What are the advantages and disadvantages of DeFi?
What are the advantages of DeFi?
Decentralised Finance allows millions of people globally to participate in an ecosystem that is fueled by code and setting new standards for trust, opportunity and financial access. Popularised by Ethereum’s blockchain technology of smart contracts, it offers financial means without the need of a central intermediary such as a bank or broker. This provides the advantage of having a financial system that is permissionless and trustless. Being decentralised and mainly run on Ethereum, this takes away all oversight from institutions and dependency on central corporations that can impact on data, identity and storage and maximises autonomy. DeFi ensures that financial services are easily accessible to any individual using decentralised applications and services, with interoperability from blockchains providing flexible options for guaranteeing different types of third-party integrations.
Transparency has also become maximised in DeFi. Blockchains such as Ethereum’s ensure that every transaction and information about all activities is publicly broadcasted on the blockchain, verified by other users of the network. Cryptographic principles underpinning the blockchain ensure the documentation of information is only recorded once its authenticity has been verified. This means decentralised applications can provide due diligence and help users identify and steer clear of financial scams, hacks and phishing as well as providing audit trails for transactions and financial activities.

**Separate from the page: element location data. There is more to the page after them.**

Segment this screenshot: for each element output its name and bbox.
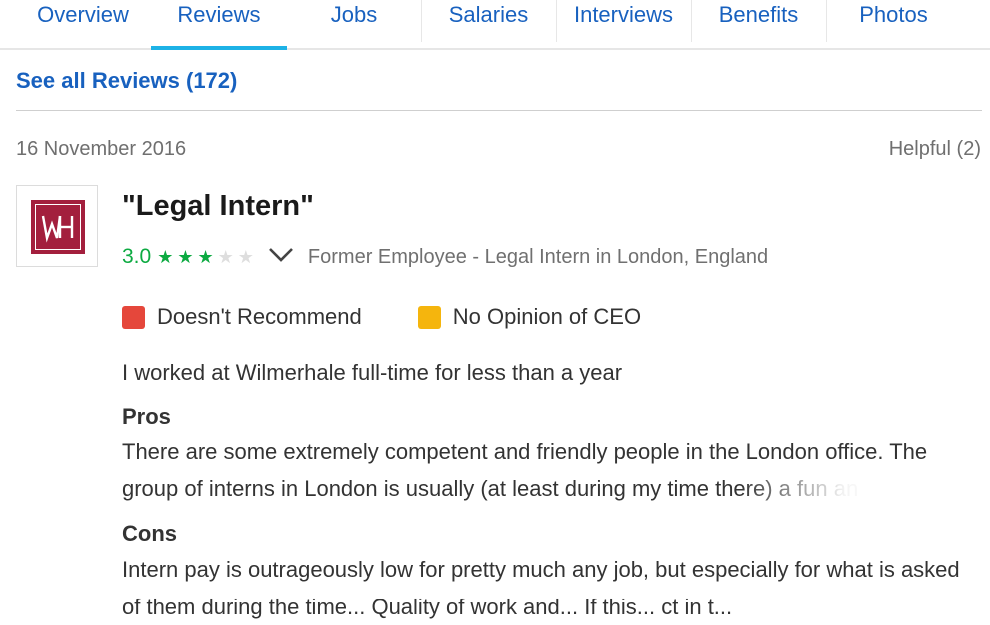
tab-overview[interactable]: Overview [20,0,146,46]
chevron-down-icon[interactable] [268,247,294,268]
pros-heading: Pros [122,404,171,429]
star-filled-icon: ★ [177,247,194,267]
rating-row: 3.0 ★ ★ ★ ★ ★ Former Employee - Legal In… [122,242,768,272]
star-filled-icon: ★ [157,247,174,267]
rating-value: 3.0 [122,245,152,268]
star-filled-icon: ★ [197,247,214,267]
tab-photos[interactable]: Photos [826,0,961,46]
company-logo[interactable] [16,185,98,267]
tab-bar: Overview Reviews Jobs Salaries Interview… [0,0,990,50]
review-title[interactable]: "Legal Intern" [122,190,314,223]
review-badges: Doesn't Recommend No Opinion of CEO [122,304,697,330]
star-empty-icon: ★ [237,247,254,267]
employment-status: I worked at Wilmerhale full-time for les… [122,360,623,385]
tab-interviews[interactable]: Interviews [556,0,691,46]
ceo-opinion-badge: No Opinion of CEO [417,304,642,330]
review-date: 16 November 2016 [16,138,187,160]
helpful-button[interactable]: Helpful (2) [889,138,981,161]
tab-jobs[interactable]: Jobs [287,0,421,46]
text-fade-overlay [740,474,890,514]
yellow-square-icon [417,305,441,329]
ceo-opinion-label: No Opinion of CEO [452,304,642,329]
tab-benefits[interactable]: Benefits [691,0,826,46]
star-empty-icon: ★ [217,247,234,267]
section-divider [16,110,982,111]
tab-salaries[interactable]: Salaries [421,0,556,46]
bottom-fade-overlay [100,585,990,599]
author-info: Former Employee - Legal Intern in London… [307,245,769,268]
recommend-badge: Doesn't Recommend [122,304,362,330]
cons-heading: Cons [122,521,177,546]
wilmerhale-logo [31,200,85,254]
see-all-reviews-link[interactable]: See all Reviews (172) [16,68,237,94]
tab-reviews[interactable]: Reviews [151,0,287,50]
recommend-label: Doesn't Recommend [157,304,362,329]
red-square-icon [122,305,145,329]
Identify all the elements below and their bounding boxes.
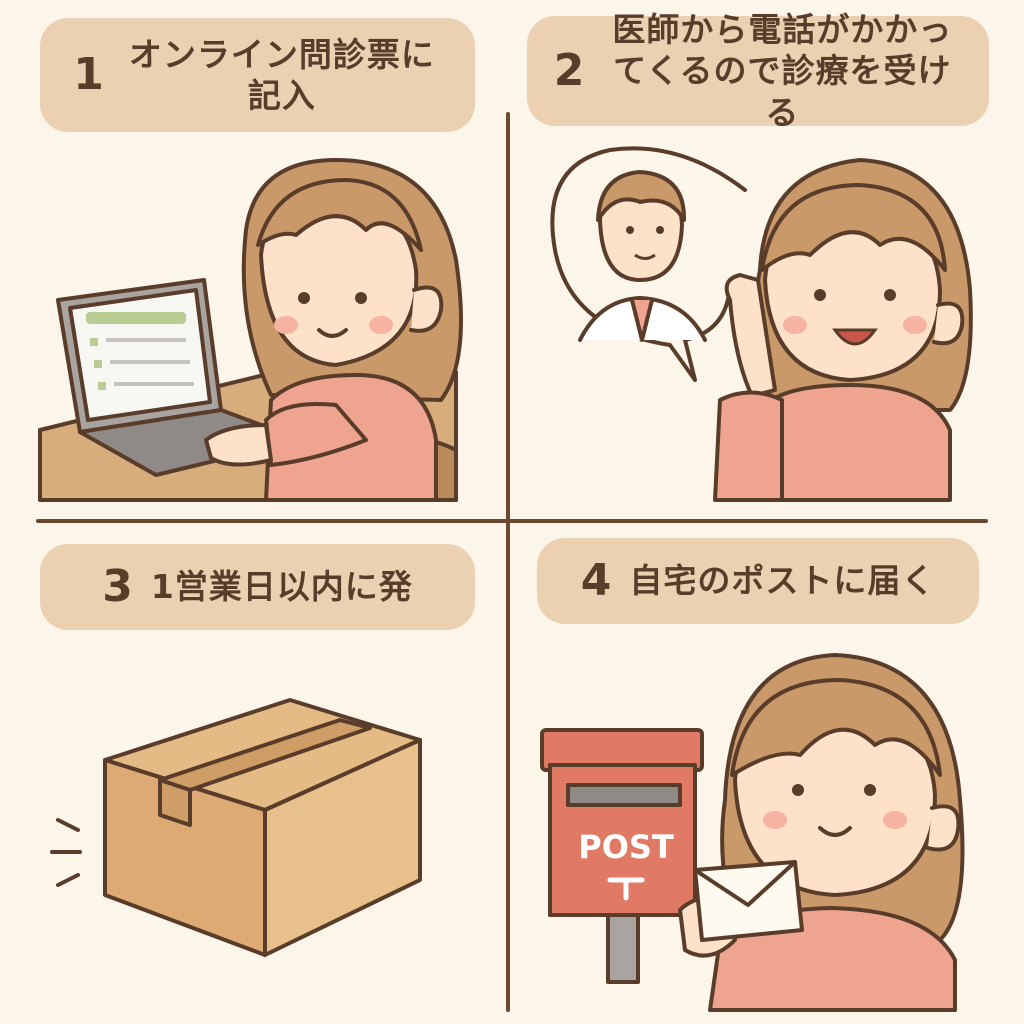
four-step-guide: 1 オンライン問診票に記入 2 医師から電話がかかってくるので診療を受ける 3 … xyxy=(0,0,1024,1024)
woman-phone-call-with-doctor-illustration xyxy=(550,146,973,502)
step-1-text: オンライン問診票に記入 xyxy=(128,34,435,115)
step-4-number: 4 xyxy=(580,555,612,606)
postbox-label: POST xyxy=(578,828,674,866)
step-3-text: 1営業日以内に発 xyxy=(150,567,413,607)
cardboard-box-illustration xyxy=(50,698,422,957)
step-3-label: 3 1営業日以内に発 xyxy=(40,544,475,630)
step-2-text: 医師から電話がかかってくるので診療を受ける xyxy=(612,10,953,132)
step-2-number: 2 xyxy=(553,45,585,96)
step-1-number: 1 xyxy=(73,49,104,100)
vertical-divider xyxy=(506,112,510,1012)
step-3-number: 3 xyxy=(102,561,133,612)
horizontal-divider xyxy=(36,519,988,523)
woman-laptop-illustration xyxy=(38,158,463,502)
step-4-label: 4 自宅のポストに届く xyxy=(537,538,979,624)
step-2-label: 2 医師から電話がかかってくるので診療を受ける xyxy=(527,10,989,132)
woman-postbox-envelope-illustration: POST xyxy=(540,653,965,1012)
step-1-label: 1 オンライン問診票に記入 xyxy=(40,18,475,132)
step-4-text: 自宅のポストに届く xyxy=(629,561,936,601)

DeFi has also paved the way for decentralised platforms such as derivatives, lending and borrowing, payments, management of assets and decentralised exchanges. All of these platforms are born from the alternative technology DeFi provides, with smart contracts performing specific actions only when certain conditions are met. DApps provide the ability to interact with these platforms, enabling two parties to directly and safely transact with one another without the need of a central intermediary. As a result, this provides further access globally to a lot more people, with lower costs and interest rates otherwise provided by traditional institutions.

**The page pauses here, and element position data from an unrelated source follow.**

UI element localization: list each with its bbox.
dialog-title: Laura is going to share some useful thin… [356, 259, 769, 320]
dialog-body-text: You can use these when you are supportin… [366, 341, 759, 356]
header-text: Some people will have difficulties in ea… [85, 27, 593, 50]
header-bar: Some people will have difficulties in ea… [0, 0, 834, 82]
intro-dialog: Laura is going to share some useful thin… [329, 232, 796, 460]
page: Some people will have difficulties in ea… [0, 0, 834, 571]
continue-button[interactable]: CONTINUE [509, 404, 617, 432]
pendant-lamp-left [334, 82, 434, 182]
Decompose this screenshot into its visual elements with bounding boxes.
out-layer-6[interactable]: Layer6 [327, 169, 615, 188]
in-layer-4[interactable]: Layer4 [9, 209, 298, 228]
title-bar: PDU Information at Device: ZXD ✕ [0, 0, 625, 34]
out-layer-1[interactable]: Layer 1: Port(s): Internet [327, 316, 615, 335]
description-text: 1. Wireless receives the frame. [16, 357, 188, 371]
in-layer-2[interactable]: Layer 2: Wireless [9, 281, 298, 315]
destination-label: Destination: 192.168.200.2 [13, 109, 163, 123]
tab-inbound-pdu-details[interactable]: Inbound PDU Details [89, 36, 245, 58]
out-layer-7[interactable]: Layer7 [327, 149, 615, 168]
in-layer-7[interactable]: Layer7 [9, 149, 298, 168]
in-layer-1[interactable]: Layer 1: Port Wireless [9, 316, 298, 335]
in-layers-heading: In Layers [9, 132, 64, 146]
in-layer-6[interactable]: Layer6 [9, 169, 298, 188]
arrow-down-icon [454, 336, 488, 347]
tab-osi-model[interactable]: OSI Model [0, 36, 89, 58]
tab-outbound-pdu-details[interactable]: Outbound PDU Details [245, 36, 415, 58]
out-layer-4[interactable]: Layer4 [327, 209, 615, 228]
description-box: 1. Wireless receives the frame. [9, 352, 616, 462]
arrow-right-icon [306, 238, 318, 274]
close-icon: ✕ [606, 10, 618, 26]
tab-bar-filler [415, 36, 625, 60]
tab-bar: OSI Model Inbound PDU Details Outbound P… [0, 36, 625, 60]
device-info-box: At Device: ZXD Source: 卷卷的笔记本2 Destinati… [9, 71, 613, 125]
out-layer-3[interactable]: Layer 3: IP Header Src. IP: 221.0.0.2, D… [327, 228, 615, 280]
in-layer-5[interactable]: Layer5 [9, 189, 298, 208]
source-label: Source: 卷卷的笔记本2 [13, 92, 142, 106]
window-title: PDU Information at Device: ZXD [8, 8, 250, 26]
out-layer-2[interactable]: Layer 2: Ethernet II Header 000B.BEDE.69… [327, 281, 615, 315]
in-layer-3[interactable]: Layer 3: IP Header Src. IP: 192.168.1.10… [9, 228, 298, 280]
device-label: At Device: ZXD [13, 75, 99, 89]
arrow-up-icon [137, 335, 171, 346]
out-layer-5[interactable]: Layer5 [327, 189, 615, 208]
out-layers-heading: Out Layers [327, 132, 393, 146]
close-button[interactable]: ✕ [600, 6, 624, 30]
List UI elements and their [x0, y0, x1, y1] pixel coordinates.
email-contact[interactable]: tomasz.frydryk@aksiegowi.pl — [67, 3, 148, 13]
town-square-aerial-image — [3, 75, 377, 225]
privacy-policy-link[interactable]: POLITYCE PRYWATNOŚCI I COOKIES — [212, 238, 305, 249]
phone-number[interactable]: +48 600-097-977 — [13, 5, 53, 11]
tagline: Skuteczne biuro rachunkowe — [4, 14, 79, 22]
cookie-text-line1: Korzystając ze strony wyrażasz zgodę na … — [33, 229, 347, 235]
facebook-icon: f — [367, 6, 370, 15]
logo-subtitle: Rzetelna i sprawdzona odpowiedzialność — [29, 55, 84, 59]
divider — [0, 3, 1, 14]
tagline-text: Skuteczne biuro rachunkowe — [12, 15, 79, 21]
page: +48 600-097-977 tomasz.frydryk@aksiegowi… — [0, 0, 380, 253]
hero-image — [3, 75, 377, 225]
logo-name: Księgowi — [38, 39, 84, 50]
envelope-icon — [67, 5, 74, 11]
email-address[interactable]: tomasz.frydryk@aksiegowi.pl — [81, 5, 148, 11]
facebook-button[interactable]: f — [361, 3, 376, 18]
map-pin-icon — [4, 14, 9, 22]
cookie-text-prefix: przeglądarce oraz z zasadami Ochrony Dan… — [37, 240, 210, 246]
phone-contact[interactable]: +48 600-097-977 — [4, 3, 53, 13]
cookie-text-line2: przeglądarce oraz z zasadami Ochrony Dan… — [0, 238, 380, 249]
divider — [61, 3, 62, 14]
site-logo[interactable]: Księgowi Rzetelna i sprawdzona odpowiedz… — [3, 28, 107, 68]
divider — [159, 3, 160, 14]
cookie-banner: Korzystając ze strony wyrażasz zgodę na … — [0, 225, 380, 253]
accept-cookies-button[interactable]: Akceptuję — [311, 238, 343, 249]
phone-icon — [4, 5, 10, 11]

What are some disadvantages of DeFi?
Although DeFi has a number of advantages, it has a number of drawbacks that are mainly related to blockchain technology. For instance, the shared responsibility factor works negatively for those individuals who use dApps. DApps do not take responsibility for a user misplacing their passwords, keys or logins as decentralisation eliminates the need for a central intermediary who oversees an individual’s assets and funds. Responsibility is transferred from intermediary to users. This means there is a lack of insurance in the event of a hack or other fraudulent activity and can leave users empty handed if mistakes are made via human error.

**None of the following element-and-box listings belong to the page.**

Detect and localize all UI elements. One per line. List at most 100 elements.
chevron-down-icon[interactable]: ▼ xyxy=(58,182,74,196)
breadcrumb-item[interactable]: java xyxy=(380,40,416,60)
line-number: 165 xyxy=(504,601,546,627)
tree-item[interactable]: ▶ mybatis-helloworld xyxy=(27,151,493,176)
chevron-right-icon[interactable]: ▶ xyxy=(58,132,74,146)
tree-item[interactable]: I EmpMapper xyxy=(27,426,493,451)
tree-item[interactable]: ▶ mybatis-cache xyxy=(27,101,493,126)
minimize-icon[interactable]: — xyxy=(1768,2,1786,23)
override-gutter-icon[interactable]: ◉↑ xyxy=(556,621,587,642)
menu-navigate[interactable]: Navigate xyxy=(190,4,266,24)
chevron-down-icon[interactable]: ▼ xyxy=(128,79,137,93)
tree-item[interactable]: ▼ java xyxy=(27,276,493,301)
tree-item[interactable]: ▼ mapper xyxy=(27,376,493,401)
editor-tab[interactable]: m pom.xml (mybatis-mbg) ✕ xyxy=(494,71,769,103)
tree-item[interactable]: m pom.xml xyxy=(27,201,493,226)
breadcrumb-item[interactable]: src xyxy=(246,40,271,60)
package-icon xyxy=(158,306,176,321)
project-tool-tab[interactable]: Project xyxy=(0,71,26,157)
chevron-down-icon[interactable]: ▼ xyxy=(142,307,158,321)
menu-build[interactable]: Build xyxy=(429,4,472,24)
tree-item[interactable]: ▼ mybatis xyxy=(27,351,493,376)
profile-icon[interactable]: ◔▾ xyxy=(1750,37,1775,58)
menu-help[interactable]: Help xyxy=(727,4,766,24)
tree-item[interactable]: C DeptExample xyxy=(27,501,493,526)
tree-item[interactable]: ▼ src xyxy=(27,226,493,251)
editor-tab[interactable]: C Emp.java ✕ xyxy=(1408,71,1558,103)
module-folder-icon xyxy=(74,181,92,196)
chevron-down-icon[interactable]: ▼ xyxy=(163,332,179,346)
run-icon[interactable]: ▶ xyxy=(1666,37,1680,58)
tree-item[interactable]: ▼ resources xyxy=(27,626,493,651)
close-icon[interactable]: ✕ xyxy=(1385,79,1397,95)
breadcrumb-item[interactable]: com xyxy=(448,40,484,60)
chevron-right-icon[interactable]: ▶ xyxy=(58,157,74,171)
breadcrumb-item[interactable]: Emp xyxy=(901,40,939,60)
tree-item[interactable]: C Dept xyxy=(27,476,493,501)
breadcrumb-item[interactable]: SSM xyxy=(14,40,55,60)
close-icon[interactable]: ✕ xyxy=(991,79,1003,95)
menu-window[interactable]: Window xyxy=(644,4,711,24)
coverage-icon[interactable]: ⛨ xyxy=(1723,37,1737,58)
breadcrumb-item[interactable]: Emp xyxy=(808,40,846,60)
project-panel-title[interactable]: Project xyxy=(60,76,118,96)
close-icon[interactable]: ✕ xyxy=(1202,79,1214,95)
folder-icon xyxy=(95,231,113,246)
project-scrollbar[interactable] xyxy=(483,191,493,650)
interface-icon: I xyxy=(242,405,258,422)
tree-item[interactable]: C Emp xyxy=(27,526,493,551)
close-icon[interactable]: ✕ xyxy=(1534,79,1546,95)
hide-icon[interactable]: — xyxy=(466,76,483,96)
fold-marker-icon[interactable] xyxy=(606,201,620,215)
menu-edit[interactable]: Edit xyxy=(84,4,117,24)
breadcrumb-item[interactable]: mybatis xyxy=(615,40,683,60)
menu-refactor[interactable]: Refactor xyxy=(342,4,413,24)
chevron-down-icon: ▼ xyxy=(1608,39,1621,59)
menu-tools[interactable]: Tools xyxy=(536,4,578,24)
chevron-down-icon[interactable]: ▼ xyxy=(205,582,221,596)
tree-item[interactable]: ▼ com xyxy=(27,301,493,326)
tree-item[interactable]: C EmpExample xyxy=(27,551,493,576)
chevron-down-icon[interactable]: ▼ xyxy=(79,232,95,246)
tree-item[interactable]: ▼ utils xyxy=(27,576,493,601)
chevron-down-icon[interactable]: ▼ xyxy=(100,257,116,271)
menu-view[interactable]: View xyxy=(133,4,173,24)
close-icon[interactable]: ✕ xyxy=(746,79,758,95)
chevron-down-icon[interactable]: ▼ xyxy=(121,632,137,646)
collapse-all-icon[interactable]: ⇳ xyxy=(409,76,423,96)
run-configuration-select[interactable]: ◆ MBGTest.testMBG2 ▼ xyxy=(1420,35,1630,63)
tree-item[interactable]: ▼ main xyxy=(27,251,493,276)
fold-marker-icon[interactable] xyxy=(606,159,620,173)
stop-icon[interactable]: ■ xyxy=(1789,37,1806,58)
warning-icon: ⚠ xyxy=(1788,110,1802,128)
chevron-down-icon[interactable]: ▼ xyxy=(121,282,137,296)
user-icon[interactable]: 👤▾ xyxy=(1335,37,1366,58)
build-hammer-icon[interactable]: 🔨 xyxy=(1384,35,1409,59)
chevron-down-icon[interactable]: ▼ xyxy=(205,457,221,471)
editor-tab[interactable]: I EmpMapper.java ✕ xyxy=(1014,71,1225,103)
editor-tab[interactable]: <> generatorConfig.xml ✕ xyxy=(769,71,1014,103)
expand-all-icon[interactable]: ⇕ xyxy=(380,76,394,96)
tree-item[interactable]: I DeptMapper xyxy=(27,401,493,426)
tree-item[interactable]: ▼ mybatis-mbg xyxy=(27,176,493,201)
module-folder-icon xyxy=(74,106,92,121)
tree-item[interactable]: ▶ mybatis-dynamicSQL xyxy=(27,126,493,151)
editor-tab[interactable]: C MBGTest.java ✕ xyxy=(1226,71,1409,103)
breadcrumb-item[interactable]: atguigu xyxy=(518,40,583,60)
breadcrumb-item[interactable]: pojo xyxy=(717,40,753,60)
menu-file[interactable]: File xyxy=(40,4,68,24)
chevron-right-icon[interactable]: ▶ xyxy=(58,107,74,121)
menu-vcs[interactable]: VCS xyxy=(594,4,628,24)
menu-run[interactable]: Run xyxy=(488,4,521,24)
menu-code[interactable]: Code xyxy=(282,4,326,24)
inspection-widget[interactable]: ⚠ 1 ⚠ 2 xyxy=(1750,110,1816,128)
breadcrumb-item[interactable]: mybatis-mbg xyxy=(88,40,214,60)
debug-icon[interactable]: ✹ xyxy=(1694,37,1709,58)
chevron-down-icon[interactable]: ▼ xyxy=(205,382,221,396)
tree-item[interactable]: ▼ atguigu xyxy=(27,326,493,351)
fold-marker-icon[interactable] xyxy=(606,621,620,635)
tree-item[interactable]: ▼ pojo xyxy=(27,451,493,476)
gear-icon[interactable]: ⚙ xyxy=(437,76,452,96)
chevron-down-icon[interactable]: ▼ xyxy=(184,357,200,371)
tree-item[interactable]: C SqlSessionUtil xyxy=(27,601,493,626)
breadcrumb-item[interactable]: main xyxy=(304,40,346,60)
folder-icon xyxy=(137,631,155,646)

Furthermore, a lack of oversight means there is inherent risk with regulations. Central intermediaries such as the Government or ASIC provide regulation of financial markets and protect consumers and also enforce antitrust law. In America it is the SEC and Whilst these intermediaries are far from perfect, they provide a safety net for consumers by creating a fairer economy and marketplace. Another inherent risk of blockchain and cryptocurrency that pertains to decentralised finance is volatility and risk. Due to the youthful state of this industry, the value of cryptocurrency and DeFi projects is very difficult to ascertain. The cryptocurrency market is often very volatile, with assets having the ability to drop as much as 10% in a day.
Another disadvantage of decentralised finance is scalability of the host blockchain, with DeFi projects being suitable for a broader financial inclusion, however having difficulties with transaction speeds. DeFi transactions have been known to require long extended periods of time for confirmation and become extremely expensive at times of congestion, i.e. Ethereum ‘gas’ fees.